Integer. The minimum number of bins to produce. Must be \(\ge\) 2. Defaults to 3.

max_bins

Integer. The maximum number of bins to produce. Must be \(\ge\) min_bins. Defaults to 5.

max_n_prebins

Integer. The number of initial quantiles to generate during the pre-binning phase. Defaults to 20.

convergence_threshold

Numeric. The threshold for the change in Information Value (IV) to determine convergence during the iterative merging process. Defaults to 1e-6.

max_iterations

Integer. Safety limit for the maximum number of merging iterations. Defaults to 1000.

Value

A list containing the binning results:

  • id: Integer vector of bin identifiers.

  • bin: Character vector of bin labels in interval notation.

  • woe: Numeric vector of Weight of Evidence for each bin.

  • iv: Numeric vector of Information Value contribution per bin.

  • count: Integer vector of total observations per bin.

  • count_pos: Integer vector of positive cases.

  • count_neg: Integer vector of negative cases.

  • cutpoints: Numeric vector of upper boundaries (excluding Inf).

  • converged: Logical indicating if the algorithm converged.
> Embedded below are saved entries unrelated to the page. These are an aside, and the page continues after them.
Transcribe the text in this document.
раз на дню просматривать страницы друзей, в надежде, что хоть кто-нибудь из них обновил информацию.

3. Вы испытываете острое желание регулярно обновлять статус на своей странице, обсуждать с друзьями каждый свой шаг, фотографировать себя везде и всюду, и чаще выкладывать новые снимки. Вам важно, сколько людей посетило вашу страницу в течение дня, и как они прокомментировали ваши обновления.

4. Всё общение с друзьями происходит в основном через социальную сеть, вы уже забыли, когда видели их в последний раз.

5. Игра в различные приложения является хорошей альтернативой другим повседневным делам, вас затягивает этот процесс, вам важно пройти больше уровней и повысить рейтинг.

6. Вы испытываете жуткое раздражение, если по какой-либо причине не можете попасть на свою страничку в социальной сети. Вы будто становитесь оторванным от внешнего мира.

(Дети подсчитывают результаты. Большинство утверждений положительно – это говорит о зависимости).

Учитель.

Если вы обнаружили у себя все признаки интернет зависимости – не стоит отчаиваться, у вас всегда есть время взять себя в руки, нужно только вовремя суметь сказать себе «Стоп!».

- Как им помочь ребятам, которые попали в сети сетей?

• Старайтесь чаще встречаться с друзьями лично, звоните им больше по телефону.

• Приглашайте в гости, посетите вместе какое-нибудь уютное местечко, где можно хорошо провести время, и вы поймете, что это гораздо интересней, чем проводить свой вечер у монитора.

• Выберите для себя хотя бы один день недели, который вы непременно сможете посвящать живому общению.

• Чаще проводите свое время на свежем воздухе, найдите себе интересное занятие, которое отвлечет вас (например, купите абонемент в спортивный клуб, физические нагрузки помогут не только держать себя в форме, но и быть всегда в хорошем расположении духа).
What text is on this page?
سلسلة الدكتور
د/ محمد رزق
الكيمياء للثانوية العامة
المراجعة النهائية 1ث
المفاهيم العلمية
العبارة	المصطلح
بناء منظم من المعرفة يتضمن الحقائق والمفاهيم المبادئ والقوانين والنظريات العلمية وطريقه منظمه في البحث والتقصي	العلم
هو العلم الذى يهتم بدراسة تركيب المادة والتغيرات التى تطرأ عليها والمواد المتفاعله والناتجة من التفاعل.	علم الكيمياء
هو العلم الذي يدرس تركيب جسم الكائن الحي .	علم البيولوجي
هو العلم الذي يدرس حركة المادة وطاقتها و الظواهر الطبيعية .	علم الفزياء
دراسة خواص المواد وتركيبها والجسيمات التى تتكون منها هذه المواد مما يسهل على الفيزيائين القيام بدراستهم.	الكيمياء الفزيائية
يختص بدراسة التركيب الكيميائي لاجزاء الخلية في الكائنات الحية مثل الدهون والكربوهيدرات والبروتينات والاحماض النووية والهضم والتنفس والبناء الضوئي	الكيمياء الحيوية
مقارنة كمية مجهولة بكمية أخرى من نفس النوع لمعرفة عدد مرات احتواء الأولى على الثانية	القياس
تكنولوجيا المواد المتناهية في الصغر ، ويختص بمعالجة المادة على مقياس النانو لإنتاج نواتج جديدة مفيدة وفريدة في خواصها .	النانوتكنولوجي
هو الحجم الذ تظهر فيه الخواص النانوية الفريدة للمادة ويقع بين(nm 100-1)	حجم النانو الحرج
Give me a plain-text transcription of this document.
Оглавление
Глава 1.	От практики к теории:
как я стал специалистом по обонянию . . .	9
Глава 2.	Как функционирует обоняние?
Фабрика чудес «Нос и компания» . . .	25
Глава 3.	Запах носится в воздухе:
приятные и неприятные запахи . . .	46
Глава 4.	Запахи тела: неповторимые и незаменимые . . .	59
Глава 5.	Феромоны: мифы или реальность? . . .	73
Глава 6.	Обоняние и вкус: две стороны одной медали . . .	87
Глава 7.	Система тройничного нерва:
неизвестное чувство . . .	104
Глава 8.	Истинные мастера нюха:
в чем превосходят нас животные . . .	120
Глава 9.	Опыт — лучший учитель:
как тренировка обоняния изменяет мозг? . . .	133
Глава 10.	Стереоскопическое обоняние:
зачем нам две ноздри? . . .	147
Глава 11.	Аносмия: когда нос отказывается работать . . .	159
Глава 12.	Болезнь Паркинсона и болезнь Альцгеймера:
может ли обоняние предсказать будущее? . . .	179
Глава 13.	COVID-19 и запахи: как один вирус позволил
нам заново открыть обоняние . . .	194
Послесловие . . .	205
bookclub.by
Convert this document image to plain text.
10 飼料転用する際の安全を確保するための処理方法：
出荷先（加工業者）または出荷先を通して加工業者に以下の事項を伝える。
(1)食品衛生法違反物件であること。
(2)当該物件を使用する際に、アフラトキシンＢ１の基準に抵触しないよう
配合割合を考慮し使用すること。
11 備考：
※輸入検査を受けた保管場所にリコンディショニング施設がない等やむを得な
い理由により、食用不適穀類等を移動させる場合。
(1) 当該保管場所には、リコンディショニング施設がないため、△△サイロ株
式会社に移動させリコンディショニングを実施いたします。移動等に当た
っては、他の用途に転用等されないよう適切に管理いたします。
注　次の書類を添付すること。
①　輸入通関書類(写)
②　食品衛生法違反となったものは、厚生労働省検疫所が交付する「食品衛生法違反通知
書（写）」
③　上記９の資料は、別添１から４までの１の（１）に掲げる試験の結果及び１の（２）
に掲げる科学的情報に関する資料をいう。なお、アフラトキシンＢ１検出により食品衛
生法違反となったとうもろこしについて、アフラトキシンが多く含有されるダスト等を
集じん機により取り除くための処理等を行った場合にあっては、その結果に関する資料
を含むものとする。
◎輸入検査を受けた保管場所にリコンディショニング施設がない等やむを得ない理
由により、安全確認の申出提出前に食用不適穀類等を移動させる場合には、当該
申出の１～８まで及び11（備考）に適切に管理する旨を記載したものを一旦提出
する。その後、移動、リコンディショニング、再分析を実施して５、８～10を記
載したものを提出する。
  • iterations: Integer count of iterations performed.

Details

The Fisher's Exact Test Binning (FETB) algorithm provides a robust statistical alternative to ChiMerge.

Key Differences from ChiMerge:

  • Exact Probability: Instead of relying on the Chi-Square asymptotic approximation (which can be unreliable for small bin counts), FETB calculates the exact hypergeometric probability of independence between the bin index and the target.

  • Merge Criterion: In each step, the algorithm identifies the pair of adjacent bins with the highest p-value (indicating they are the most statistically indistinguishable) and merges them.

  • Monotonicity: The algorithm incorporates a check after every merge to ensure the WoE trend remains monotonic, merging strictly violating bins immediately.

This method is particularly recommended when working with smaller datasets or highly imbalanced target classes, where the assumptions of the Chi-Square test might be violated.

See also

Examples

# Example: Binning a small dataset where Fisher's Exact Test excels
set.seed(123)
feature <- rnorm(100)
target <- rbinom(100, 1, 0.2)

result <- ob_numerical_fetb(feature, target,
  min_bins = 2,
  max_bins = 4,
  max_n_prebins = 10
)

print(result$bin)
#> [1] "(-inf; -1.06782]"    "(-1.06782; 1.36065]" "(1.36065; inf]"     
print(result$woe)
#> [1] -1.6521490  0.1035344  0.1685980